Environment

Forest Forges Ahead with Flathead River Management Plan

Officials revise management plan that could include permits on wild and scenic tributaries to limit user capacity

By Micah Drew
Jimmy Reed of Whitefish paddle boards on the Middle Fork of the Flathead River upriver toward Belton Bridge in West Glacier on Sept. 5, 2019. Hunter D’Antuono | Flathead Beacon

After a year-long delay, the Flathead National Forest along with Glacier National Park have revamped planning efforts for the Comprehensive River Management Plan (CRMP) for the Three Forks of the Flathead Wild and Scenic River.

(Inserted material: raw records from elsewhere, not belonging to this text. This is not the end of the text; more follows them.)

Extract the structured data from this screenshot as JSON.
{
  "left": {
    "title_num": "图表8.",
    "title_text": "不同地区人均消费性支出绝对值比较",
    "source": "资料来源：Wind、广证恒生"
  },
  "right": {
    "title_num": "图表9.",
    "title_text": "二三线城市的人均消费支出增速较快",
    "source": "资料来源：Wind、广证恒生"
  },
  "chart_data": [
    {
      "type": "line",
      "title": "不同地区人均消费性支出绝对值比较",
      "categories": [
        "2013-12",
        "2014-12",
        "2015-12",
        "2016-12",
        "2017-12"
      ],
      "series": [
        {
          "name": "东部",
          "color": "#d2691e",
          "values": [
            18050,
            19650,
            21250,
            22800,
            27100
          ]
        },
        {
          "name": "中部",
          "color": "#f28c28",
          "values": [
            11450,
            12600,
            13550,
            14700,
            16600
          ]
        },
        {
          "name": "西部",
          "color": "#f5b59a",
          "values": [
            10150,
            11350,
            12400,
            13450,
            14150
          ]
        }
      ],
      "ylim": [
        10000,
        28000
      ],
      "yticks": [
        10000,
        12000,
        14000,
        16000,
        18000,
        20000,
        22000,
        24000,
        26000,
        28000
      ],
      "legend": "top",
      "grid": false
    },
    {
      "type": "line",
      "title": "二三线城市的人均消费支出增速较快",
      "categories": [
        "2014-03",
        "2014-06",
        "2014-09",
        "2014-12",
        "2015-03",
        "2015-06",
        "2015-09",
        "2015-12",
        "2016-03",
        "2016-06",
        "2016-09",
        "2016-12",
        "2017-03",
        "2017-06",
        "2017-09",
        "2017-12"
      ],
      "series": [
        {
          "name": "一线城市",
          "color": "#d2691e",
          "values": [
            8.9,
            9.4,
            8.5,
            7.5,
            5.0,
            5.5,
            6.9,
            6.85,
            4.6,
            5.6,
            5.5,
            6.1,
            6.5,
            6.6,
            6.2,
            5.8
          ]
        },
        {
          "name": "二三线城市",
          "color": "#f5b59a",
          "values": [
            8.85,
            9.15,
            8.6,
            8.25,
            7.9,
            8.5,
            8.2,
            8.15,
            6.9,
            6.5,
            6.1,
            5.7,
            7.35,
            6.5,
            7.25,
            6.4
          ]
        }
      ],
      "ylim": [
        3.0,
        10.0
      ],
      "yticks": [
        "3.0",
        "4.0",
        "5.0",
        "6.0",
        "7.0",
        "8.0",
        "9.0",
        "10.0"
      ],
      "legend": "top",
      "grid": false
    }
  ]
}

Work on the lengthy process began in late 2017 and the draft, along with an environmental assessment, was expected to be released for public comment in early 2020 with a final decision delivered that summer but staffing and funding issues forced the delay. 

In July 2019, managers with the Flathead National Forest and Glacier Park released a proposed action plan for the three forks of the Flathead River — the North, South and Middle forks, which all received federal designations in 1976 under the Wild and Scenic River Act.

The Wild and Scenic Rivers System has three river classifications: wild, scenic and recreational. A single river or river segment may be divided into different classifications, depending on the type and intensity of the development and access present along the river at the time of designation.

On the Flathead River system, all three levels of classification exist along 219 miles of river and the draft plan is necessary to protect and enhance the values identified in the original designation. The last management plan was adopted in 1980.

To do so involves a balancing act that uses “indicators,” “triggers” and “thresholds” to prompt management actions including permitting and limiting sizes of float groups and restricting outfitters.

 Managers use triggers and thresholds to help them set and evaluate levels of resource condition and user capacity with a prescribed monitoring plan that takes into consideration the unique characteristics of each of the river’s three forks. .

The new timeline anticipates a draft CRMP and environmental assessment will be released in the spring of 2022 for public review and comment, including a public engagement session. The final decision and CRMP is expected for late summer.